28 March 2007 Following several days of violence in the capital of the Democratic Republic of the Congo (DRC) between Government forces and guards of former Vice-President Jean-Pierre Bemba, United Nations agencies are providing assistance to people in Kinshasa as well as assessing the protection needs of vulnerable groups.
The fighting began on 22 March in Gombe in central Kinshasa, with both sides – Government soldiers (FARDC) and forces loyal to Mr. Bemba, who was defeated last year by current President Joseph Kabila in the run-off round of landmark presidential elections – using heavy weaponry, including heavy shelling and continuous gunfire.
The UN mission in the country, known as MONUC, estimates that hundreds died and many more were wounded in the violence which subsided on 24 March. MONUC said today that 140 of Mr. Bemba’s guards, including 15 who were wounded, have surrendered to the mission and are being cared for along with almost 170 members of their families.
The UN Office for the Coordination of Humanitarian Affairs (OCHA) voiced concern for several vulnerable groups in the aftermath of the fighting, including the families and dependents of those loyal to Mr. Bemba and street children who have been arrested. The agency also warned of the risk of sexual violence and other human rights abuses, as well as of alleged arbitrary executions and other reprisals against Mr. Bemba’s supporters.
The UN World Health Organization (WHO) has distributed 3 metric tons of essential drugs and surgical materials to meet emergency needs to assist the wounded. WHO also provided 400 rolls of plaster and 100 sheets.
The UN Children’s Fund (UNICEF) is currently evaluating the situation of street children and minors who are dependents of Mr.
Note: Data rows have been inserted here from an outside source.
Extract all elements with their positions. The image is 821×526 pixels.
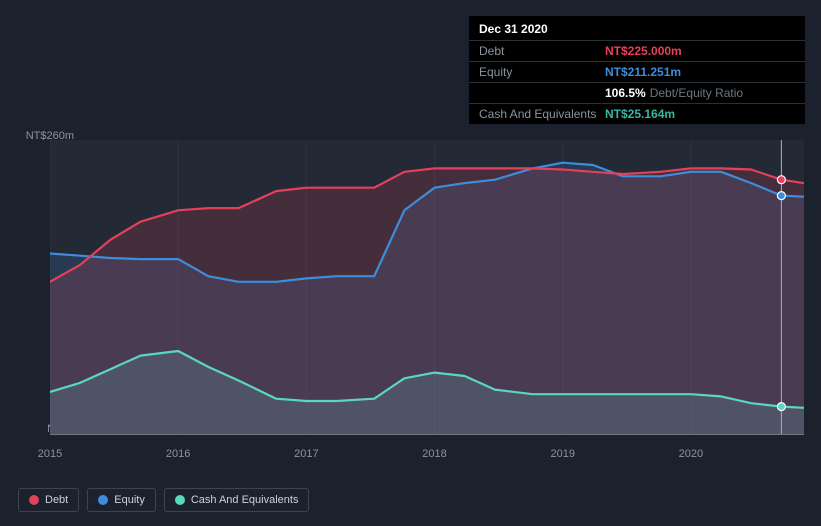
legend-swatch xyxy=(98,495,108,505)
legend-label: Cash And Equivalents xyxy=(191,494,299,506)
tooltip-row: EquityNT$211.251m xyxy=(469,61,805,82)
tooltip-row-label: Debt xyxy=(479,44,605,58)
x-tick-label: 2015 xyxy=(38,448,62,460)
legend-label: Equity xyxy=(114,494,145,506)
legend-swatch xyxy=(175,495,185,505)
x-tick-label: 2018 xyxy=(422,448,446,460)
tooltip-date: Dec 31 2020 xyxy=(469,16,805,40)
tooltip-row: Cash And EquivalentsNT$25.164m xyxy=(469,103,805,124)
hover-tooltip: Dec 31 2020 DebtNT$225.000mEquityNT$211.… xyxy=(469,16,805,124)
x-tick-label: 2020 xyxy=(679,448,703,460)
tooltip-row-label: Cash And Equivalents xyxy=(479,107,605,121)
plot-area[interactable] xyxy=(50,140,804,435)
tooltip-row-value: NT$211.251m xyxy=(605,65,681,79)
legend-item[interactable]: Cash And Equivalents xyxy=(164,488,310,512)
legend-item[interactable]: Debt xyxy=(18,488,79,512)
tooltip-row: DebtNT$225.000m xyxy=(469,40,805,61)
tooltip-row-label: Equity xyxy=(479,65,605,79)
tooltip-row-suffix: Debt/Equity Ratio xyxy=(650,86,743,100)
tooltip-row-label xyxy=(479,86,605,100)
legend-swatch xyxy=(29,495,39,505)
x-tick-label: 2017 xyxy=(294,448,318,460)
legend-item[interactable]: Equity xyxy=(87,488,156,512)
legend: Debt Equity Cash And Equivalents xyxy=(18,488,309,512)
tooltip-row: 106.5% Debt/Equity Ratio xyxy=(469,82,805,103)
chart-container: NT$260m NT$0 201520162017201820192020 xyxy=(18,120,804,460)
x-axis: 201520162017201820192020 xyxy=(50,440,804,458)
tooltip-row-value: NT$225.000m xyxy=(605,44,682,58)
chart-svg xyxy=(50,140,804,435)
tooltip-row-value: 106.5% xyxy=(605,86,646,100)
tooltip-row-value: NT$25.164m xyxy=(605,107,675,121)
legend-label: Debt xyxy=(45,494,68,506)
x-tick-label: 2019 xyxy=(550,448,574,460)
x-tick-label: 2016 xyxy=(166,448,190,460)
Bemba’s forces sheltered by MONUC.
At a press conference today, MONUC officials urged the Government to participate in a democratic dialogue with opposition parties and civil society organizations.
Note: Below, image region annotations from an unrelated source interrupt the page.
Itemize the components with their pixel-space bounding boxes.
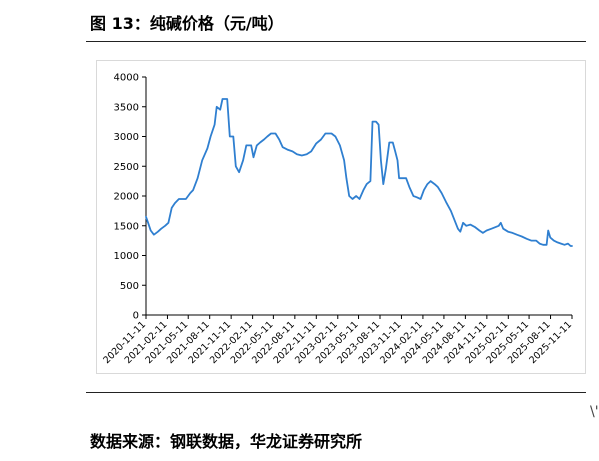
y-tick-label: 1000 (114, 251, 139, 262)
price-line-chart: 050010001500200025003000350040002020-11-… (101, 73, 574, 367)
chart-frame (96, 60, 586, 374)
footer-rule (86, 392, 586, 393)
page-edge-mark: \' (590, 404, 599, 420)
y-tick-label: 2000 (114, 192, 139, 203)
y-tick-label: 4000 (114, 73, 139, 84)
y-tick-label: 3500 (114, 102, 139, 113)
data-source: 数据来源：钢联数据，华龙证券研究所 (90, 432, 363, 451)
y-tick-label: 500 (120, 281, 139, 292)
y-tick-label: 0 (133, 311, 139, 322)
series-line (145, 98, 573, 247)
y-tick-label: 3000 (114, 132, 139, 143)
y-tick-label: 2500 (114, 162, 139, 173)
y-tick-label: 1500 (114, 221, 139, 232)
figure-title: 图 13：纯碱价格（元/吨） (90, 14, 284, 33)
title-rule (86, 41, 586, 42)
The mission called on the DRC’s Government to continue efforts to consolidate democracy after last year’s historic elections intended to bring lasting peace to the country which is rebuilding after a brutal six-year civil war.
The Government must “initiate a broad democratic dialogue with the opposition parties as well as civil society organizations to work towards reconciliation,” said MONUC spokesperson Kemal Saiki.
Despite the recent unrest in Kinshasa, MONUC reports that most of the rest of the country remains relatively calm.